FASTAPI_BASE_URL=http://localhost:8000
SECRET_TOKEN=your_secret_token_here

fastapi.service.ts

import { Injectable } from "@nestjs/common";
import { HttpService } from "@nestjs/axios";
import { ConfigService } from "@nestjs/config";
import { firstValueFrom } from "rxjs";

@Injectable()
export class FastAPIService {
  constructor(
    private http: HttpService,
    private config: ConfigService,
  ) {}

  async analyzeText(text: string) {
    const url = `${this.config.get("FASTAPI_BASE_URL")}/text/analyse`;
    const token = this.config.get("SECRET_TOKEN");

    const response = await firstValueFrom(
      this.http.post(
        url,
        { text },
        {
          headers: {
            Authorization: `Bearer ${token}`,
          },
        },
      ),
    );

    return response.data;
  }
}

app.module.ts

import { Module } from "@nestjs/common";
import { ConfigModule } from "@nestjs/config";
import { HttpModule } from "@nestjs/axios";
import { AppController } from "./app.controller";
import { FastAPIService } from "./fastapi.service";

@Module({
  imports: [ConfigModule.forRoot(), HttpModule],
  controllers: [AppController],
  providers: [FastAPIService],
})
export class AppModule {}

app.controller.ts

import { Body, Controller, Post, Get } from '@nestjs/common';
import { FastAPIService } from './fastapi.service';

@Controller()
export class AppController {
  constructor(private readonly fastapiService: FastAPIService) {}

  @Post('analyze-text')
  async callFastAPI(@Body('text') text: string) {
    return this.fastapiService.analyzeText(text);
  }

  @Get()
  getHello(): string {
    return 'NestJS is connected to FastAPI';
  }
}

🧠 Main Functions in Text Classifier (`features/text_classifier/` and `features/text_classifier/`)

load_model()
Loads the GPT-2 model and tokenizer from the specified directory paths.
lifespan()
Manages the application lifecycle. Initializes the model at startup and handles cleanup on shutdown.
classify_text_sync()
Synchronously tokenizes input text and predicts using the GPT-2 model. Returns classification and perplexity.
classify_text()
Asynchronously runs classify_text_sync() in a thread pool for non-blocking text classification.
analyze_text()
POST endpoint: Accepts text input, classifies it using classify_text(), and returns the result with perplexity.
health()
GET endpoint: Simple health check for API liveness.
parse_docx(), parse_pdf(), parse_txt()
Utilities to extract and convert .docx, .pdf, and .txt file contents to plain text.
warmup()
Downloads the model repository and initializes the model/tokenizer using load_model().
download_model_repo()
Downloads the model files from the designated MODEL folder.
get_model_tokenizer()
Checks if the model already exists; if not, downloads it—otherwise, loads the cached model.
handle_file_upload()
Handles file uploads from the /upload route.
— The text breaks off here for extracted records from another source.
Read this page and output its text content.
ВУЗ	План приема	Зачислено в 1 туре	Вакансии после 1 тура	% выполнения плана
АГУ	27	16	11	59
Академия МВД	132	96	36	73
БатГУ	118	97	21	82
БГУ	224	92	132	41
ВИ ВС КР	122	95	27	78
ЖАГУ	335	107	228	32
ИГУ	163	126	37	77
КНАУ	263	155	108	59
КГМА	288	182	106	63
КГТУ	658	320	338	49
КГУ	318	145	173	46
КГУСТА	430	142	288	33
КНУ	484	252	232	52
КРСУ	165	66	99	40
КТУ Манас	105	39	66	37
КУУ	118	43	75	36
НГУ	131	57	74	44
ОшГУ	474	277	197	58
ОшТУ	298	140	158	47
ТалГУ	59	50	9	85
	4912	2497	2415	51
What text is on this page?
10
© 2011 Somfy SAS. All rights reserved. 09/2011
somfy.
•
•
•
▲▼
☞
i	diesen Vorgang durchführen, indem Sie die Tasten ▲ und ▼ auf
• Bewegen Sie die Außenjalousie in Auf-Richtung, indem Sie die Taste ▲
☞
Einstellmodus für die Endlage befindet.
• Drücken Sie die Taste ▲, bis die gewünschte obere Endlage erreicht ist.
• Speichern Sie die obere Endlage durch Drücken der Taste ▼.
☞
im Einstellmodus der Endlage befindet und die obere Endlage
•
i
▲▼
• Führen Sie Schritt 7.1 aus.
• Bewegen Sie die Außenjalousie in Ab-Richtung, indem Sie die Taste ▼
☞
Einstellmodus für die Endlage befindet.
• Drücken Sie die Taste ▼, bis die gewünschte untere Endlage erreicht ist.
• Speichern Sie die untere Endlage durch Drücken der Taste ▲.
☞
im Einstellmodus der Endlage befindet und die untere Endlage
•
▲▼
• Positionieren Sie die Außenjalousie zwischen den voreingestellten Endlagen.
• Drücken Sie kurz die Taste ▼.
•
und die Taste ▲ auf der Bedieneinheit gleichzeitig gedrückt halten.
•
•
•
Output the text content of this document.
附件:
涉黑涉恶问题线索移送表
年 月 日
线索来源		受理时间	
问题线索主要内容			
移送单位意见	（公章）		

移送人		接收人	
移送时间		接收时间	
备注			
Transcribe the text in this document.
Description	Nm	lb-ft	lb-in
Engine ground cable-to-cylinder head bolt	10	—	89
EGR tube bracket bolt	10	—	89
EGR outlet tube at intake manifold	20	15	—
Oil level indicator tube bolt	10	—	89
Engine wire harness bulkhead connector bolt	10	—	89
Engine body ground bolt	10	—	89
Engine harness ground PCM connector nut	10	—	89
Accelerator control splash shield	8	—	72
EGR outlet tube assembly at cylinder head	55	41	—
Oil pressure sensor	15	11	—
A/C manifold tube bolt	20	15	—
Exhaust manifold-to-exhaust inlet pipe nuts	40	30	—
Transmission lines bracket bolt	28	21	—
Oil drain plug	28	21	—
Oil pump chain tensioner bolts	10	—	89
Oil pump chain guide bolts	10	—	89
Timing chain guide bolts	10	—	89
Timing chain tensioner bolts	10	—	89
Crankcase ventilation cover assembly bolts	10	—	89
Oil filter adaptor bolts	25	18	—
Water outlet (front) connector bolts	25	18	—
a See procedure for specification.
Extracts text, classifies, and returns results.
extract_file_contents()
Extracts and returns plain text from uploaded files (PDF, DOCX, TXT).
handle_file_sentence()
Processes file uploads by analyzing each sentence (under 10,000 chars) before classification.
handle_sentence_level_analysis()
Checks/strips each sentence, then computes AI/human likelihood for each.
analyze_sentences()
Splits paragraphs into sentences, classifies each, and returns all results.
analyze_sentence_file()
Like handle_file_sentence()—analyzes sentences in uploaded files.

🚀 Deployment

Local: Use uvicorn as above.
Railway/Heroku: Use the provided Procfile.
Hugging Face Spaces: Use the Dockerfile for container deployment.

💡 Tips

Model files auto-download at first start if not found.
Keep requirements.txt up-to-date after adding dependencies.
All endpoints require the correct Authorization header.
For security: Avoid committing .env to public repos.